Last week we drove out to Descanso, to visit Curtis Womach’s new digs. He’s on his own land now, which must do something very good for the soul of a farmer. He showed us around, introducing us to the various breeds he raises, most of which are endangered breeds.
We’ve spoken much about the good it does to know the people who raise your food, that you are feeding off their enthusiasm for their metier as much as off the flavors and the nutrients they cultivate. But I will say that it’s a strange thing to actually come into contact with the food itself, before, during and after it actually becomes food.
When we arrived, Curtis toured us around his place. His farm does the “Old Macdonald” song one better, representing nearly every requisite species with an endangered breed.
Upon entering the yard, we were confronted by a certain ferocity in the environment; the goats began to shove us and nibble at our clothes, while the red-wattled hogs, between bouts of WWF-style mudwrestling, tore eagerly at the carcasses of dead chickens that lay in the yard. They were, Curtis explained, birds that had died of natural causes; rather than waste them, he gave them to the hogs. Think about that one–pastured animals feasting on pastured animals.
In trying to capture the photogenic baby animals on film, I was repeatedly shoved aside or blocked by protective mothers. Maybe the lens of the camera looks like the eye of a predator, or like a rifle scope; anyway, I was consistently thwarted by a rise in tension and sudden, aggressive action by mother sheep, goats, and geese. It’s hard to explain, or to ignore, the respectful fear occasioned by a couple of parents with hard horns, split hoofs, and eyes blind to everything but the safety of their baby.
I think it was while I was deciding whether to stand aside from the aggressive family procession or to insist on getting my picture, when I realized something was chewing on my leg. One of the hogs, who had been snuffling my knees earlier, had now wrapped his teeth around it. Unsure of whether shaking him off would deter him or make him more determined, or I should laugh or yell for help, I did them all at once.
Curtis showed us the incubation room, where the baby chickens keep company with a few hatchling turkeys. I was struck particularly by the one chicken who seemed to have set his sights on escape. He stood on the topmost corner he could reach, and stretched his neck toward the rim of the box, with a very cunning look in his eyes. I think he intuited where all this comfort and security was heading.
When they are fully grown, Curtis’ chickens live in a little hitch trailer, parked in the shade between a couple of trees. Compared to other chickens, they are like the Scandinavians at the Olympics–tall and brawny, with good posture and an angular symmetry to their proportions. They roamed the yard with none of the frantic urgency or the eye-rolling paranoia with which we associate their kind. These chickens were the ones we came for.

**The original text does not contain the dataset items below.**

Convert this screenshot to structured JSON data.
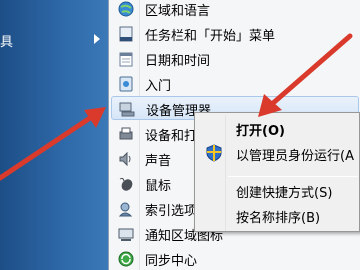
{
  "left_menu": {
    "item_label": "具",
    "arrow_icon": "chevron-right-icon"
  },
  "submenu": {
    "items": [
      {
        "label": "区域和语言",
        "icon": "globe-clock-icon"
      },
      {
        "label": "任务栏和「开始」菜单",
        "icon": "taskbar-icon"
      },
      {
        "label": "日期和时间",
        "icon": "calendar-icon"
      },
      {
        "label": "入门",
        "icon": "getting-started-icon"
      },
      {
        "label": "设备管理器",
        "icon": "device-manager-icon"
      },
      {
        "label": "设备和打",
        "icon": "printer-icon"
      },
      {
        "label": "声音",
        "icon": "speaker-icon"
      },
      {
        "label": "鼠标",
        "icon": "mouse-icon"
      },
      {
        "label": "索引选项",
        "icon": "indexing-icon"
      },
      {
        "label": "通知区域图标",
        "icon": "notification-icon"
      },
      {
        "label": "同步中心",
        "icon": "sync-center-icon"
      }
    ]
  },
  "context_menu": {
    "open": "打开(O)",
    "run_as_admin": "以管理员身份运行(A",
    "create_shortcut": "创建快捷方式(S)",
    "sort_by_name": "按名称排序(B)"
  },
  "colors": {
    "arrow": "#d93a2b",
    "hover": "#d6e6f8",
    "left_panel": "#2f6aaa"
  }
}
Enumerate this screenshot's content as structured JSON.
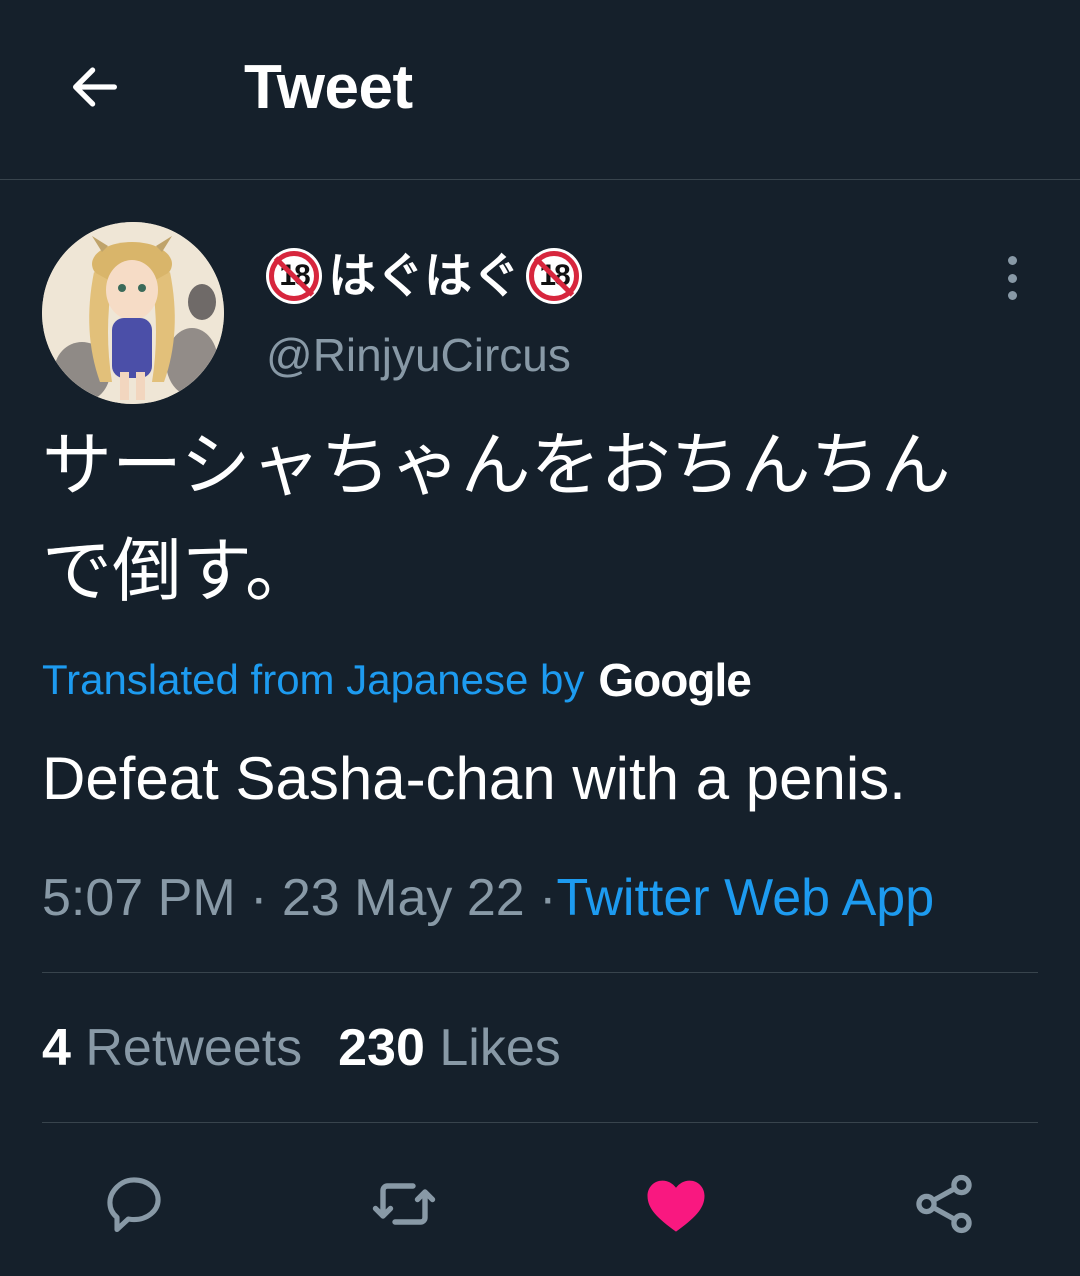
{
  "header": {
    "title": "Tweet",
    "back_icon": "arrow-left-icon"
  },
  "author": {
    "badge_text": "18",
    "display_name_core": "はぐはぐ",
    "handle": "@RinjyuCircus"
  },
  "tweet": {
    "text_line1": "サーシャちゃんをおちんちん",
    "text_line2": "で倒す。",
    "translation_label": "Translated from Japanese by",
    "translation_provider": "Google",
    "translation": "Defeat Sasha-chan with a penis.",
    "time": "5:07 PM",
    "date": "23 May 22",
    "separator": "·",
    "source": "Twitter Web App"
  },
  "stats": {
    "retweets_count": "4",
    "retweets_label": "Retweets",
    "likes_count": "230",
    "likes_label": "Likes"
  },
  "actions": {
    "reply_icon": "reply-icon",
    "retweet_icon": "retweet-icon",
    "like_icon": "heart-icon",
    "share_icon": "share-icon",
    "like_color": "#f91880",
    "icon_color": "#8899a6"
  },
  "colors": {
    "background": "#15202b",
    "accent": "#1d9bf0",
    "muted": "#8899a6",
    "divider": "#38444d"
  }
}
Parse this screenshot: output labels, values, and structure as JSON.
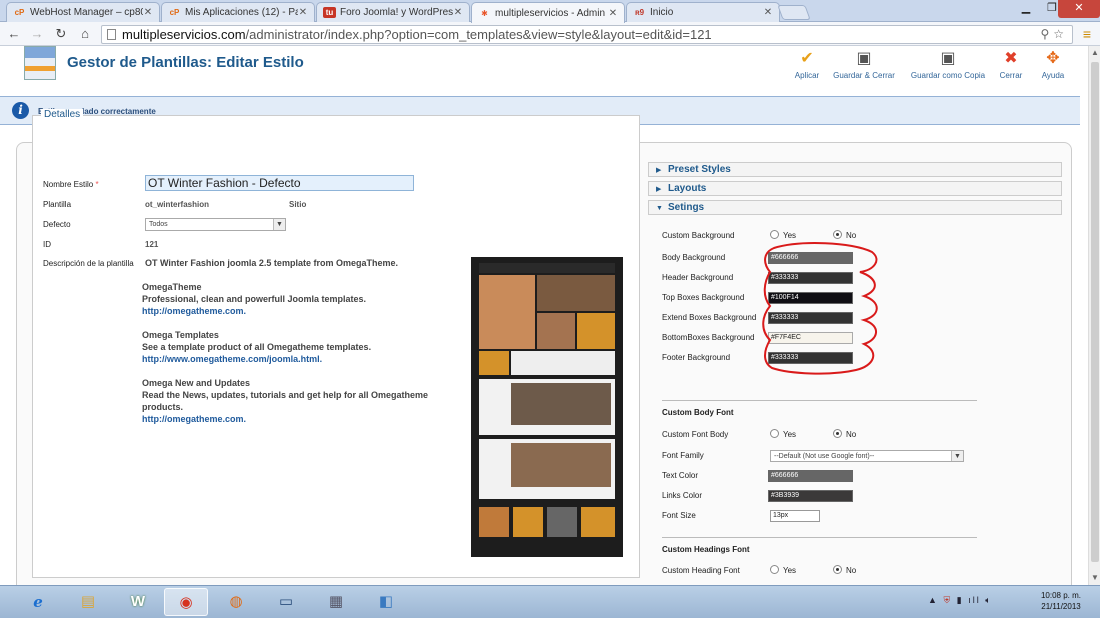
{
  "browser": {
    "tabs": [
      {
        "icon": "cpanel-icon",
        "icon_text": "cP",
        "label": "WebHost Manager – cp80",
        "active": false
      },
      {
        "icon": "cpanel-icon",
        "icon_text": "cP",
        "label": "Mis Aplicaciones (12) - Pa",
        "active": false
      },
      {
        "icon": "forum-icon",
        "icon_text": "tu",
        "label": "Foro Joomla! y WordPress",
        "active": false
      },
      {
        "icon": "joomla-icon",
        "icon_text": "✱",
        "label": "multipleservicios - Admin",
        "active": true
      },
      {
        "icon": "inicio-icon",
        "icon_text": "ʀ9",
        "label": "Inicio",
        "active": false
      }
    ],
    "url_host": "multipleservicios.com",
    "url_path": "/administrator/index.php?option=com_templates&view=style&layout=edit&id=121"
  },
  "header": {
    "title": "Gestor de Plantillas: Editar Estilo",
    "buttons": [
      {
        "name": "apply-button",
        "icon": "check-icon",
        "glyph": "✔",
        "color": "#e8a11a",
        "label": "Aplicar"
      },
      {
        "name": "save-close-button",
        "icon": "save-icon",
        "glyph": "▣",
        "color": "#555555",
        "label": "Guardar & Cerrar"
      },
      {
        "name": "save-copy-button",
        "icon": "save-copy-icon",
        "glyph": "▣",
        "color": "#555555",
        "label": "Guardar como Copia"
      },
      {
        "name": "close-button",
        "icon": "cancel-icon",
        "glyph": "✖",
        "color": "#e0402a",
        "label": "Cerrar"
      },
      {
        "name": "help-button",
        "icon": "help-icon",
        "glyph": "✥",
        "color": "#e56a1a",
        "label": "Ayuda"
      }
    ]
  },
  "message": "Estilo guardado correctamente",
  "details": {
    "legend": "Detalles",
    "style_name_label": "Nombre Estilo",
    "style_name_value": "OT Winter Fashion - Defecto",
    "template_label": "Plantilla",
    "template_value": "ot_winterfashion",
    "site_value": "Sitio",
    "default_label": "Defecto",
    "default_value": "Todos",
    "id_label": "ID",
    "id_value": "121",
    "desc_label": "Descripción de la plantilla",
    "desc_intro": "OT Winter Fashion joomla 2.5 template from OmegaTheme.",
    "desc_block1_title": "OmegaTheme",
    "desc_block1_text": "Professional, clean and powerfull Joomla templates.",
    "desc_block1_link": "http://omegatheme.com.",
    "desc_block2_title": "Omega Templates",
    "desc_block2_text": "See a template product of all Omegatheme templates.",
    "desc_block2_link": "http://www.omegatheme.com/joomla.html.",
    "desc_block3_title": "Omega New and Updates",
    "desc_block3_text1": "Read the News, updates, tutorials and get help for all Omegatheme",
    "desc_block3_text2": "products.",
    "desc_block3_link": "http://omegatheme.com."
  },
  "accordion": {
    "preset": "Preset Styles",
    "layouts": "Layouts",
    "settings": "Setings"
  },
  "settings": {
    "yes": "Yes",
    "no": "No",
    "custom_background": "Custom Background",
    "colors": [
      {
        "label": "Body Background",
        "value": "#666666"
      },
      {
        "label": "Header Background",
        "value": "#333333"
      },
      {
        "label": "Top Boxes Background",
        "value": "#100F14"
      },
      {
        "label": "Extend Boxes Background",
        "value": "#333333"
      },
      {
        "label": "BottomBoxes Background",
        "value": "#F7F4EC"
      },
      {
        "label": "Footer Background",
        "value": "#333333"
      }
    ],
    "body_font_section": "Custom Body Font",
    "custom_font_body": "Custom Font Body",
    "font_family_label": "Font Family",
    "font_family_value": "--Default (Not use Google font)--",
    "text_color_label": "Text Color",
    "text_color_value": "#666666",
    "links_color_label": "Links Color",
    "links_color_value": "#3B3939",
    "font_size_label": "Font Size",
    "font_size_value": "13px",
    "headings_section": "Custom Headings Font",
    "custom_heading_font": "Custom Heading Font"
  },
  "taskbar": {
    "clock_time": "10:08 p. m.",
    "clock_date": "21/11/2013"
  }
}
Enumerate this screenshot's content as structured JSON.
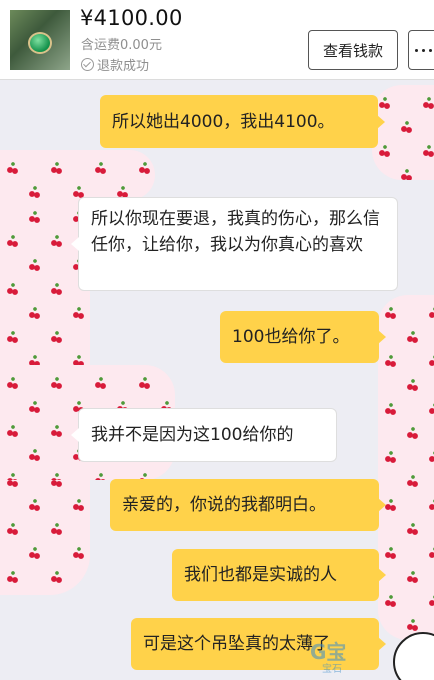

They awaited their death in the bed of a pickup. Eric pulled them out of the cage by their feet; suddenly upended, the chicken would begin to buck and writhe, probably more from the affront to its long-used dignity. After watching this struggle a number of times, I think he must have cut its throat right then, because he carried them straight from the truck to the row of open-ended tin cones, where they hung still, their eyes blinking and their mouths opening and closing mutely, like fish staring through the wall of a glass bowl.
They were not altogether mute; bending close to get a picture, I heard one of them groaning faintly. Eric must have heard it, too, because he came up and made another incision, and the eyes froze in their glare at the ground.
I was talking about the experience with Steph the other night, trying to classify that feeling got from having watched (and tried to help with) the slaughter of animals for food. (Incidentally, we talked about it while eating pieces of Curtis’ chickens for dinner.) I wasn’t bothered particularly by the chickens’ death, or even by the pain and struggle they undeniably bore; what I found strange was how I was not bothered by it, at least not enough to stop enjoying the Kentucky-fried result.
The strangeness, I suppose, lies in the realization that the pain of their death is the denouement of their happy life. These chickens are fed well, and given open space and shelter, and protected from predators, and given the rights of living beings, so that they can eventually be killed and eaten. It’s a foreign sensation, at least for me, to witness suffering and to accept it as a good and proper thing. But I think that’s what you have to do if you’re going to eat good, proper meat. Their foreordained death makes their life more precious, and that life makes their death more delicious.
Curtis told us about one of his favorite baby goats, who lost its twin when the mother accidentally rolled over on it in her sleep. It’s strange to think that this mother, who while awake would so aggressively protect her baby’s life from a camera lens, would be the one to accidentally crush it, while someone capable of wielding a camera, or a blade, will be twice as careful to protect the baby that remains.
There’s a philosophy in there somewhere. Meanwhile, we eat chicken, and I don’t blame the pig for getting his shot in while he can.
P.S. I’m going back to Curtis’ on Thursday, this time to do more than take pictures.